Other tools and technologies: TensorFlow, Keras, AWS ML, GCP, NLTK, MS Office Suite, Google Analytics, GitHub, AWS—(EC2/S3/Redshift/EMR/Lambda)
PROFESSIONAL EXPERIENCE
Confidential, St Louis, MO
Data Scientist
Responsibilities:
- Implemented a model using Neural Networks and Linear Mixed Models to predict the seed rate for a field based on yield, soil properties and region information which increased the crop yield by 5 bushels/acre for each field on an average using Tensor Flow and Sage Maker.
- Created Data pipelines to convert the unstructured data from API’s and AWS S3 buckets to structured data using PySpark and Python, which reduced the data availability from a month to 15 minutes.
- Provided a solution to identify the missing soil information by analyzing the soil data using Geospatial interpolation techniques, which increased the soil coverage for a field from 15% to 80%.
- Implemented a Deep Neural network by using Random Forest for feature selection and provided recommendations for a dealer to select the best hybrid for each region based on the research trails.
- Performed Agglomerative Cluster Analysis on spatial data sets generated by GPS crop growth sensors, fertilizer usage sensors and high-resolution satellite or aerial imaging for dividing the fields in to management zones for applying fertilizer to the crops by grid sampling which reduced the cost of using fertilizer by 30% for a field.

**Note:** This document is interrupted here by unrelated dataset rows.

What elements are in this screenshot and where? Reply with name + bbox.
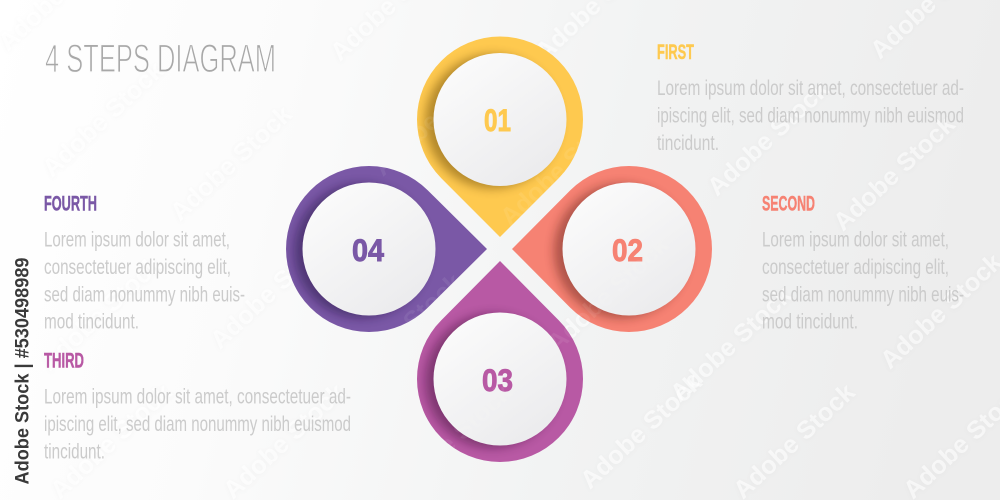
watermark pattern: Adobe Stock [575, 368, 708, 494]
watermark over pins: Adobe Stock [495, 105, 628, 231]
text block: third: THIRD [44, 348, 84, 372]
text block: first [657, 40, 964, 155]
text block: third: tincidunt. [44, 440, 105, 464]
stock id stamp: Adobe Stock | #530498989 [12, 257, 34, 484]
text block: third: Lorem ipsum dolor sit amet, consectetuer ad- [44, 384, 351, 408]
watermark over pins: Adobe Stock [368, 55, 501, 181]
text block: second [762, 192, 964, 334]
number 01: 01 [484, 102, 511, 138]
watermark pattern: Adobe Stock [37, 56, 170, 182]
text block: fourth: consectetuer adipiscing elit, [44, 255, 231, 279]
text block: first: FIRST [657, 40, 694, 64]
text block: fourth [44, 192, 245, 334]
step 02 pin [512, 166, 712, 332]
text block: second: mod tincidunt. [762, 310, 858, 334]
number 02: 02 [612, 232, 643, 268]
watermark pattern: Adobe Stock [702, 75, 835, 201]
title: 4 STEPS DIAGRAM [45, 37, 276, 81]
watermark pattern: Adobe Stock [165, 100, 298, 226]
watermark pattern: Adobe Stock [205, 228, 338, 354]
watermark pattern: Adobe Stock [35, 250, 168, 376]
step 04 pin [286, 166, 487, 332]
watermark over pins: Adobe Stock [542, 231, 675, 357]
text block: fourth: FOURTH [44, 192, 97, 216]
watermark pattern: Adobe Stock [542, 231, 675, 357]
watermark over pins [335, 55, 675, 500]
watermark over pins: Adobe Stock [335, 268, 468, 394]
step 03 pin [417, 261, 583, 462]
text block: first: tincidunt. [657, 131, 719, 155]
text block: third: ipiscing elit, sed diam nonummy nibh euismod [44, 412, 351, 436]
text block: third [44, 348, 351, 464]
watermark pattern: Adobe Stock [665, 281, 798, 407]
number 04: 04 [352, 232, 384, 268]
text block: fourth: mod tincidunt. [44, 310, 139, 334]
text block: second: SECOND [762, 192, 815, 216]
text block: fourth: Lorem ipsum dolor sit amet, [44, 228, 230, 252]
text block: fourth: sed diam nonummy nibh euis- [44, 282, 245, 306]
watermark pattern: Adobe Stock [828, 110, 961, 236]
step 01 pin [417, 37, 583, 237]
number 03: 03 [482, 362, 513, 398]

- Automated ETL processes making it easier to wrangle data and reducing time by as much as 40%.
Confidential, Richmond, VA
Data Scientist/ Analyst
Responsibilities:
- Worked on Marketing Campaigns, to identify the customer segmentation and performed A/B Testing and Statistical Analysis to identify the right customer to communicate using data is present in multiple data sources, which helped in increasing the revenue by 20% compared to the previous year .
- Created data pipeline that can extract data from S3 Buckets and transform using data bricks and spark, store it in the data lake, query using HIVE on SQL DB and serve results for~50TB data increasing revenue by $200k/annually, and reducing time to insights by 50%.
- Troubleshoot ETL Failures and performed manual loads using SQL stored procedures.
Confidential, Dekalb, IL
Research Assistant
Responsibilities:
- Worked under a professor in research on Block Chain Technology and Robotic Process Automation and their implementation in various industries and assisting him in teaching.
- Written a paper on evolution of Data Operations and its current practice in different industries.
Confidential
Data Analyst/ Engineer
Responsibilities:
- Designed and developed complex Oracle PL/SQL scripts for business requirements, mappings, stored Procs, Packages and batch programs for Hourly, Biweekly and Monthly.
- Analyzed data to drive the growth of a Retail company and improved forecasting that reduced backorders to retail partners by 17%.
- Collected and cleansed the unstructured data from flat files to structured data for modeling and analytical purposes, which is used for demand forecasting, BI research and for creating visually impactful Tableau dashboards.
- Assisted data scientists by providing data multiple sources like flat files, Oracle and data warehouses for performing optimization techniques on inventory availability which increased the sales performance by 21%.
- Spearheaded in-depth analysis of Inventory Replenishment Optimization that led to a 14% decrease in operating costs.
- Implemented an Optimization solution to reduce unnecessary shipping costs by analyzing the customer location details, which saved the company $322,000 annually.
- Implemented an automation project, which reduced the testing time from 20 days to 5 days using selenium and TestNG.